SolarWorld Americas announced that it has joined Suniva Inc. in filing a letter with the US International Trade Commission (ITC), making SolarWorld a co-petitioner in the highly controversial Section 201 safeguards case.
In April Suniva filed for bankruptcy protection and then nine days later filed a Section 201 with the ITC in an attempt to impose tariffs and to set minimum prices on all imported crystalline silicon solar modules. This week the ITC announced its decision to consider Suniva’s petition, triggering a response from Abigail Ross Hopper, president and CEO of the Solar Energy Industries Association (SEIA):
"The International Trade Commission’s decision to consider Suniva’s petition for a lifeline could be bad news for hundreds of thousands of American workers in the solar industry and may jeopardize billions of dollars in investment in communities across the country. Setting high price floors and exorbitant tariffs is a blunt instrument that would cripple one of the brightest spots in America’s economy.
SolarWorld, known for its role in the current tariffs levied on Chinese solar imports, became a joint petitioner in the 201 case shortly after its parent, SolarWorld, declared bankruptcy.

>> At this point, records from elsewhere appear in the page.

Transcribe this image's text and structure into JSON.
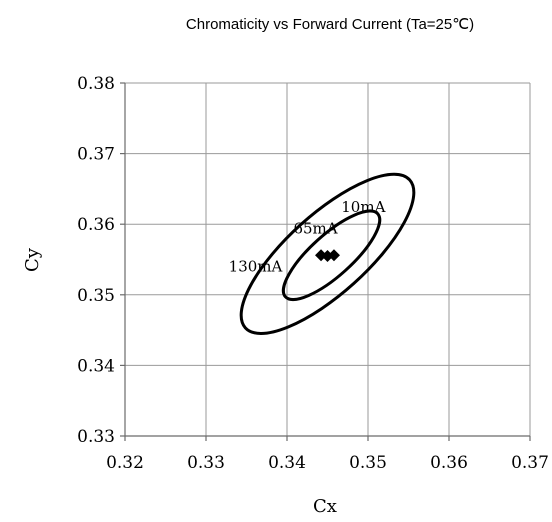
{
  "chart_data": {
    "type": "scatter",
    "title": "Chromaticity vs Forward Current (Ta=25℃)",
    "xlabel": "Cx",
    "ylabel": "Cy",
    "xlim": [
      0.32,
      0.37
    ],
    "ylim": [
      0.33,
      0.38
    ],
    "xticks": [
      "0.32",
      "0.33",
      "0.34",
      "0.35",
      "0.36",
      "0.37"
    ],
    "yticks": [
      "0.33",
      "0.34",
      "0.35",
      "0.36",
      "0.37",
      "0.38"
    ],
    "grid": true,
    "points": [
      {
        "x": 0.3442,
        "y": 0.3556
      },
      {
        "x": 0.345,
        "y": 0.3555
      },
      {
        "x": 0.3458,
        "y": 0.3556
      }
    ],
    "rings": [
      {
        "cx": 0.3455,
        "cy": 0.3556,
        "rx": 0.0073,
        "ry": 0.0053
      },
      {
        "cx": 0.345,
        "cy": 0.3558,
        "rx": 0.013,
        "ry": 0.0102
      }
    ],
    "annotations": [
      {
        "text": "10mA",
        "x": 0.3467,
        "y": 0.3617
      },
      {
        "text": "65mA",
        "x": 0.3408,
        "y": 0.3587
      },
      {
        "text": "130mA",
        "x": 0.3328,
        "y": 0.3533
      }
    ],
    "colors": {
      "marker": "#000000",
      "ring": "#000000",
      "grid": "#9a9a9a"
    }
  }
}
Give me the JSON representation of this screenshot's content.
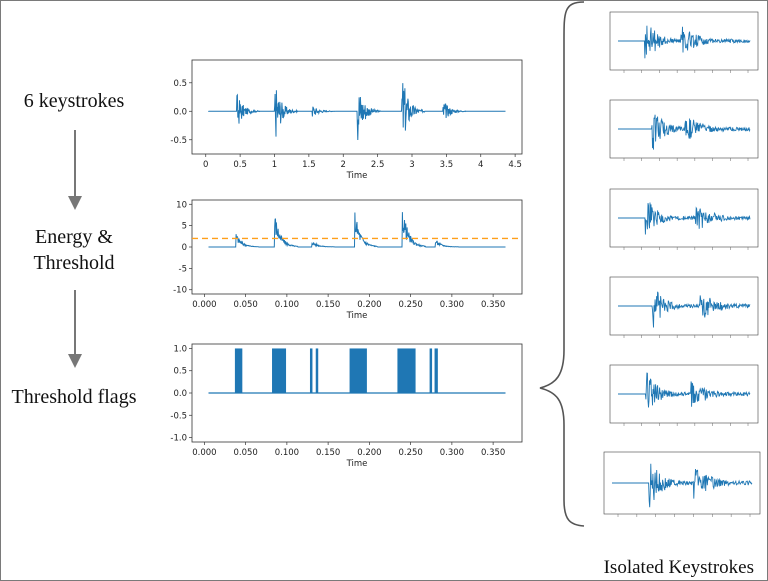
{
  "stages": {
    "keystrokes_label": "6 keystrokes",
    "energy_label_line1": "Energy &",
    "energy_label_line2": "Threshold",
    "flags_label": "Threshold flags"
  },
  "side_caption": "Isolated Keystrokes",
  "colors": {
    "signal": "#1f77b4",
    "threshold": "#ff9f1a",
    "arrow": "#777777"
  },
  "chart_data": [
    {
      "type": "line",
      "name": "waveform",
      "xlabel": "Time",
      "xlim": [
        -0.2,
        4.6
      ],
      "ylim": [
        -0.75,
        0.9
      ],
      "xticks": [
        "0",
        "0.5",
        "1",
        "1.5",
        "2",
        "2.5",
        "3",
        "3.5",
        "4",
        "4.5"
      ],
      "yticks": [
        "0.5",
        "0.0",
        "-0.5"
      ],
      "bursts": [
        {
          "t": 0.45,
          "amp": 0.35
        },
        {
          "t": 1.0,
          "amp": 0.6
        },
        {
          "t": 1.55,
          "amp": 0.12
        },
        {
          "t": 2.2,
          "amp": 0.65
        },
        {
          "t": 2.85,
          "amp": 0.75
        },
        {
          "t": 3.45,
          "amp": 0.22
        }
      ]
    },
    {
      "type": "line",
      "name": "energy",
      "xlabel": "Time",
      "xlim": [
        -0.015,
        0.385
      ],
      "ylim": [
        -11,
        11
      ],
      "threshold": 2,
      "xticks": [
        "0.000",
        "0.050",
        "0.100",
        "0.150",
        "0.200",
        "0.250",
        "0.300",
        "0.350"
      ],
      "yticks": [
        "10",
        "5",
        "0",
        "-5",
        "-10"
      ],
      "bursts": [
        {
          "t": 0.038,
          "amp": 3.6
        },
        {
          "t": 0.085,
          "amp": 8.8
        },
        {
          "t": 0.13,
          "amp": 1.6
        },
        {
          "t": 0.182,
          "amp": 9.3
        },
        {
          "t": 0.24,
          "amp": 10.2
        },
        {
          "t": 0.28,
          "amp": 1.9
        }
      ]
    },
    {
      "type": "line",
      "name": "flags",
      "xlabel": "Time",
      "xlim": [
        -0.015,
        0.385
      ],
      "ylim": [
        -1.1,
        1.1
      ],
      "xticks": [
        "0.000",
        "0.050",
        "0.100",
        "0.150",
        "0.200",
        "0.250",
        "0.300",
        "0.350"
      ],
      "yticks": [
        "1.0",
        "0.5",
        "0.0",
        "-0.5",
        "-1.0"
      ],
      "flags": [
        [
          0.037,
          0.046
        ],
        [
          0.082,
          0.099
        ],
        [
          0.128,
          0.131
        ],
        [
          0.135,
          0.138
        ],
        [
          0.176,
          0.197
        ],
        [
          0.234,
          0.256
        ],
        [
          0.273,
          0.276
        ],
        [
          0.279,
          0.283
        ]
      ]
    }
  ]
}
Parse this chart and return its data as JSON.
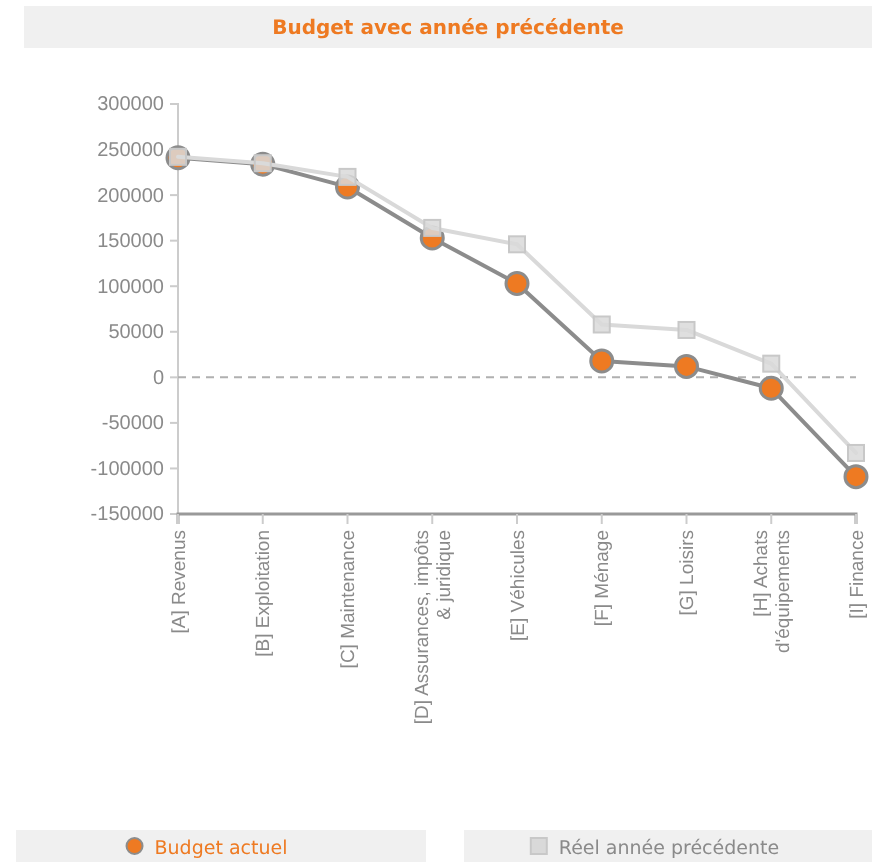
{
  "chart_data": {
    "type": "line",
    "title": "Budget avec année précédente",
    "categories": [
      "[A] Revenus",
      "[B] Exploitation",
      "[C] Maintenance",
      "[D] Assurances, impôts & juridique",
      "[E] Véhicules",
      "[F] Ménage",
      "[G] Loisirs",
      "[H] Achats d'équipements",
      "[I] Finance"
    ],
    "series": [
      {
        "name": "Budget actuel",
        "color": "#ee7a22",
        "marker": "circle",
        "values": [
          241000,
          234000,
          209000,
          153000,
          103000,
          18000,
          12000,
          -12000,
          -109000
        ]
      },
      {
        "name": "Réel année précédente",
        "color": "#d9d9d9",
        "marker": "square",
        "values": [
          242000,
          235000,
          220000,
          164000,
          146000,
          58000,
          52000,
          15000,
          -83000
        ]
      }
    ],
    "ylim": [
      -150000,
      300000
    ],
    "yticks": [
      -150000,
      -100000,
      -50000,
      0,
      50000,
      100000,
      150000,
      200000,
      250000,
      300000
    ],
    "ref_lines": [
      {
        "axis": "y",
        "value": 0,
        "line_style": "dashed",
        "color": "#b0b0b0"
      }
    ],
    "grid": false,
    "legend": "bottom"
  }
}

Juergen Stein, President of SolarWorld Americas was quoted in a press release saying, ““We have hoped and waited for serious proposals for settling the overall US solar industry’s trade tensions with China, but we have received none. Therefore, we have decided to join the case to pursue the best remedy available to us to restore fair competition in the US market.”
SEIA’s Hopper reacted to SolarWorld becoming a co-petitioner with the following statements:
"The Section 201 case is a conversation about a sector of the solar industry, not just a particular company. We look forward to working with the International Trade Commission and all stakeholders to make sure that the broader solar industry can continue to thrive and build on the 260,000 Americans now working in solar.
“The potential damage to the solar industry as a result of this petition could kill many thousands of American jobs and put a stop to billions of dollars in private investment."
This sentiment was echoed by a recently released IHS Markit market report that concludes that the “Suniva petition puts United States PV demand at risk and shakes up global supply chain, setting utiliy-scale PV costs back 2-3 years.”
Worst case scenario
According to this report, the worst-case scenario of a full implementation of the measures proposed would shrink demand for PV in the US an estimated 60% for the period 2018 to 2021. While the petition excludes domestic manufacturing of solar cells and thin-film products, there is not a lot of solar manufacturing in the US. Thin-film manufacturers like First Solar and Tesla/Panasonic, however, would stand to benefit significantly as the petition involves only crystalline silicon PV cells and modules.
The ITC will hold a hearing on injury on 15 August. Those interested in participating in the hearing must file a notice of appearance with the Secretary of the International Trade Commission by 9 August. The remedy hearing will be held on 3 October, and the deadline for requesting to appear at that hearing is 27 September.
If the ITC determines that imports are causing injury to US producers as Suniva/SolarWorld contend, then the decision as to appropriate remedies is up to the President, who will have 60 days to make a decision. Ultimately, that decision could affect module prices as early as December 2017. Letters can also be sent to the ITC, Congress and to the Trump Administration.